Sogno d'una Notte di mezz'estate

 

[…] E allora non è notte se ti guardo in volto,
e perciò non mi par di andar nel buio,
e nel bosco non manco compagnia.
Perché per me tu sei l’intero mondo.
E come posso dire di esser sola se tutto il mondo è qui che mi contempla? [...]

 

[…] Ho avuto una visione straordinaria. Ho fatto un sogno che nessun cervello
 umano riuscirebbe a spiegare. E c'è da far la figura del somaro soltanto
 a provarcisi. Mi pareva d'esser... nessuno può dire che cosa.
 Mi pareva d'essere... e mi pareva d'avere... ma soltanto un pazzo potrebbe
 tentar di dire quel che mi pareva d'avere. Occhio umano non poté mai udire,
 orecchio umano non poté mai vedere, mano umana non poté mai gustare, lingua
 umana mai concepire, e cuore umano mai narrare, un sogno come il mio. [...]

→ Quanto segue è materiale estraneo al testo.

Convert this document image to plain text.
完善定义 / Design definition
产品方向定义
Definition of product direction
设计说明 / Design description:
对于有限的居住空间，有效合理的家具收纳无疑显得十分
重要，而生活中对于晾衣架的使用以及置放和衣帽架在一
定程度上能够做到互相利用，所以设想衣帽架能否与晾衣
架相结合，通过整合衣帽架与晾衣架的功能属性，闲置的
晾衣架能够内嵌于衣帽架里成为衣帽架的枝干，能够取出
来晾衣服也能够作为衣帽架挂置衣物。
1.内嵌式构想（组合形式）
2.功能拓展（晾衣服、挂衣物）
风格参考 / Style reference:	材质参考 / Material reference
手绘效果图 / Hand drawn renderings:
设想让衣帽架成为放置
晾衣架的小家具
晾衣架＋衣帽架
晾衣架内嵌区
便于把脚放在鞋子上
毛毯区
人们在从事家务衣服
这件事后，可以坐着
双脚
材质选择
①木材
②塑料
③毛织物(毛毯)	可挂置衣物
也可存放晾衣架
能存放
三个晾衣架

[…] Quale angelo mi sveglia dal mio letto di fiori?
Ti prego, grazioso mortale, canta ancora.
Il mio orecchio si è innamorato delle tue note
come il mio occhio è rapito dal tuo aspetto.
Il potere irresistibile della tua virtù mi spinge
fin dal primo sguardo a dirti, anzi a giurarti che t’amo. […]

 

William Shakespeare

“Sogno d'Una notte di mezz'estate”

 

Mir träumte von einem Königskind,

Mit nassen, blassen Wangen;

Wir saßen unter der grünen Lind,

Und hielten uns liebumfangen.

 

Sognavo una Principessa,

con guance pallide e umide;

eravamo seduti sotto il tiglio verde,

ci tenevamo amorosamente abbracciati,

 

- Ich will nicht deines Vaters Thron,

Und nicht sein Zepter von Golde,

Ich will nicht seine demantene Kron,

Ich will dich selber, du Holde! -

 

- Io non voglio il trono di tuo padre,

non voglio il suo scettro d'oro,

non voglio la sua corona di diamante,

io voglio te stessa, mia cara! -

 

Das kann nicht sein, sprach sie zu mir,

Ich liege ja im Grabe,

Und nur des Nachts komm ich zu dir,

Weil ich so lieb dich habe.

 

Non può essere, disse a me,

Io giaccio nella tomba,

e solo di notte vengo a te,

perché ti amo tanto.

 

Heinrich Heine

Buch der Lieder, Lyrisches Intermezzo, XLI

 

*

 

Mi sveglio, lentamente.

Il freddo mi accappona la pelle. Tremo.

Sbatto piano gli occhi per abituarli al bianco assoluto che mi circonda. Bianco è l'abito che indosso, bianche sono le pareti della stanza dove mi trovo, bianche sono le lenzuola che mi avvolgono.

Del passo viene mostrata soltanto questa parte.